What Employers Are Asking: May 2026
Practical answers to the questions employers are asking this month - EEO-1, Colorado AI Act, Form 5500, summer interns, and exempt-classification status.
Q: When does the EEO-1 reporting window open this year, and which workforce snapshot do we use?
The EEOC has not formally announced the 2026 filing window for the 2025 reporting year, but recent years have opened between April and June. Employers must report demographic data from one pay period that they choose between October 1 and December 31, 2025. The filing window typically runs six to eight weeks. Private employers with 100 or more employees must file; federal contractors are subject to a 50-employee threshold (with a $50,000 contract). Watch eeocdata.org for the announcement and ensure your HRIS reports race, ethnicity, sex, and the ten EEO-1 job categories accurately for your snapshot pay period.
Q: We use AI in hiring and have employees in Colorado.

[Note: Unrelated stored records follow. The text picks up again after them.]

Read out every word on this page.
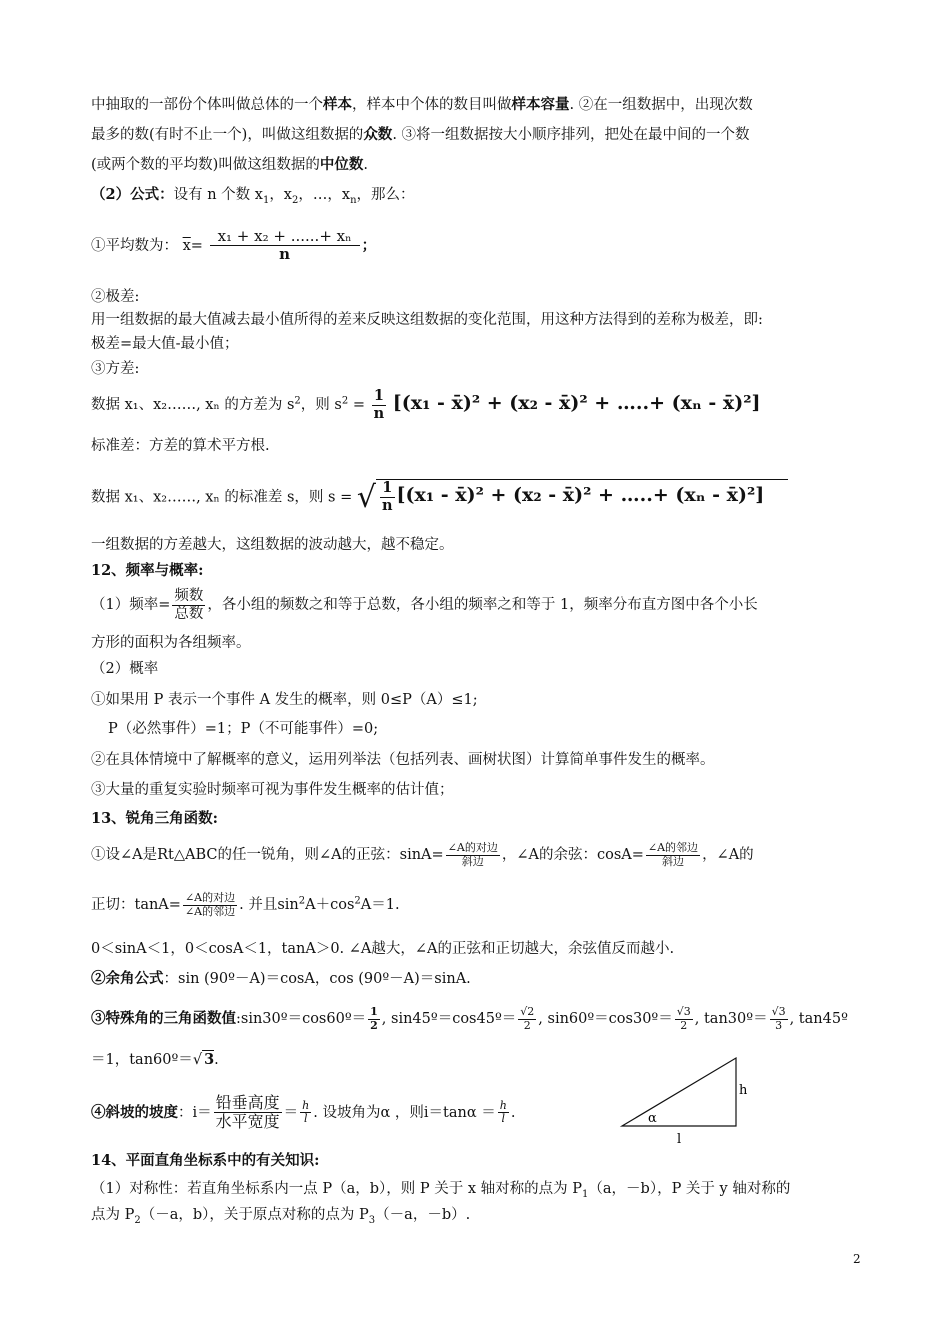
中抽取的一部份个体叫做总体的一个样本，样本中个体的数目叫做样本容量. ②在一组数据中，出现次数
最多的数(有时不止一个)，叫做这组数据的众数. ③将一组数据按大小顺序排列，把处在最中间的一个数
(或两个数的平均数)叫做这组数据的中位数.
（2）公式：设有 n 个数 $x_1$，$x_2$，…，$x_n$，那么：
①平均数为： $\overline{x}= \frac{\text{x₁ + x₂ + ......+ xₙ}}{n}$ ；
②极差:
用一组数据的最大值减去最小值所得的差来反映这组数据的变化范围，用这种方法得到的差称为极差，即:
极差=最大值-最小值；
③方差:
数据 x₁、x₂……, xₙ 的方差为 $s^2$，则 $s^2 = \frac{1}{n} [(x_1$ - x̄)² + (x₂ - x̄)² + …..+ (xₙ - x̄)²]
标准差：方差的算术平方根.
数据 x₁、x₂……, xₙ 的标准差 s，则 s = √ $\frac{1}{n} [(x_1$ - x̄)² + (x₂ - x̄)² + …..+ (xₙ - x̄)²]
一组数据的方差越大，这组数据的波动越大，越不稳定。
12、频率与概率:
（1）频率= $\frac{\text{频数}}{\text{总数}}$ ，各小组的频数之和等于总数，各小组的频率之和等于 1，频率分布直方图中各个小长
方形的面积为各组频率。
（2）概率
①如果用 P 表示一个事件 A 发生的概率，则 0≤P（A）≤1;
P（必然事件）=1；P（不可能事件）=0;
②在具体情境中了解概率的意义，运用列举法（包括列表、画树状图）计算简单事件发生的概率。
③大量的重复实验时频率可视为事件发生概率的估计值；
13、锐角三角函数:
①设∠A是Rt△ABC的任一锐角，则∠A的正弦：$\sin A= \frac{\text{∠A的对边}}{\text{斜边}}$ ，∠A的余弦：$\cos A= \frac{\text{∠A的邻边}}{\text{斜边}}$ ，∠A的
正切：$\tan A= \frac{\text{∠A的对边}}{\text{∠A的邻边}}$ . 并且$\sin^2A+\cos^2A=1$.
0＜sinA＜1，0＜cosA＜1，tanA＞0. ∠A越大，∠A的正弦和正切越大，余弦值反而越小.
②余角公式：sin (90º－A)＝cosA，cos (90º－A)＝sinA.
③特殊角的三角函数值:sin30º＝cos60º＝ $\frac{1}{2}$ , sin45º＝cos45º＝ $\frac{√2}{2}$ , sin60º＝cos30º＝ $\frac{√3}{2}$ , tan30º＝ $\frac{√3}{3}$ , tan45º
＝1，tan60º＝√ 3.
④斜坡的坡度：$i= \frac{\text{铅垂高度}}{\text{水平宽度}} = \frac{h}{l}$ . 设坡角为α ，则$i=\tan\alpha = \frac{h}{l}$ .
h
α
l
14、平面直角坐标系中的有关知识:
（1）对称性：若直角坐标系内一点 P（a，b），则 P 关于 x 轴对称的点为 $P_1(a$，－b），P 关于 y 轴对称的
点为 $P_2(-a$，b），关于原点对称的点为 $P_3(-a$，－b）.
2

What do we need to do before June 30?
Colorado SB 24-205, the Anti-Discrimination in AI Law, takes effect June 30, 2026 (pushed back from February 1 by SB 25B-004). If you use any AI or algorithmic system to make or substantially influence consequential employment decisions - hiring, firing, pay, promotion, scheduling - you are a "deployer" under the Act. By the effective date you must have a written risk-management policy aligned with the NIST AI Risk Management Framework or another recognized framework, and you must complete an initial impact assessment within 90 days of the effective date. Start with an inventory of AI tools touching the employment lifecycle, then map each to whether it influences a consequential decision.
Q: Our 401(k) plan is calendar-year. What do we need to be doing in May for Form 5500?
The Form 5500 deadline is July 31, 2026, but the practical work happens in May and June. Confirm EFAST2 credentials for both the plan administrator and the authorized signer at efast.dol.gov. Reconcile your trustee's year-end statement to the participant counts and contributions you'll report. Check whether your participant count requires an independent auditor's report on Schedule H (the threshold is 100 or more participants with account balances at the start of the plan year). If you cannot meet July 31, file Form 5558 by July 31 to extend to October 15. Late-filing penalties under ERISA can exceed $2,700 per day.
Q: We're hiring summer interns. Can they be unpaid, and what wage and hour rules apply?
Under the Department of Labor's "primary beneficiary" test (the seven-factor test the DOL adopted in 2018), an unpaid internship is permitted only when the intern is the primary beneficiary of the relationship - meaning the work is closely tied to formal education, the intern receives academic credit or skill development, and the intern does not displace a paid worker. Most for-profit employer internships fail this test and the intern must be paid at least the federal minimum wage of $7.25 per hour (or higher state minimum wage where applicable). State-specific minimum wages range from $7.25 to over $17.00 per hour as of 2026. Treat paid interns as non-exempt employees for FLSA purposes unless they meet a specific exemption.
Q: We're reviewing exempt classifications. What's the current FLSA salary threshold?
The federal exempt salary threshold remains $684 per week ($35,568 per year) following the November 15, 2024 ruling by the U.S. District Court for the Eastern District of Texas that vacated the 2024 DOL final rule nationwide. The federal appeal is pending. The highly compensated employee threshold remains $107,432. Important: several states have higher thresholds you must meet for employees in those states - including California (two times the state minimum wage for full-time work, which works out to over $68,000 per year for most employers in 2026), New York (between $1,200 and $1,237.50 per week depending on county), Washington ($1,332.80 per week for small employers in 2026), and Colorado ($1,194.23 per week in 2026). For employees in those states, the state threshold controls. Use this period to validate that exempt employees actually satisfy the duties test for their claimed exemption - the duties test is where most reclassification risk lives.
This briefing is prepared by the AEA Editorial Team based on publicly available regulatory guidance and employment law developments. All analysis reflects general observations and should not be treated as legal advice. Consult qualified counsel for guidance on specific situations.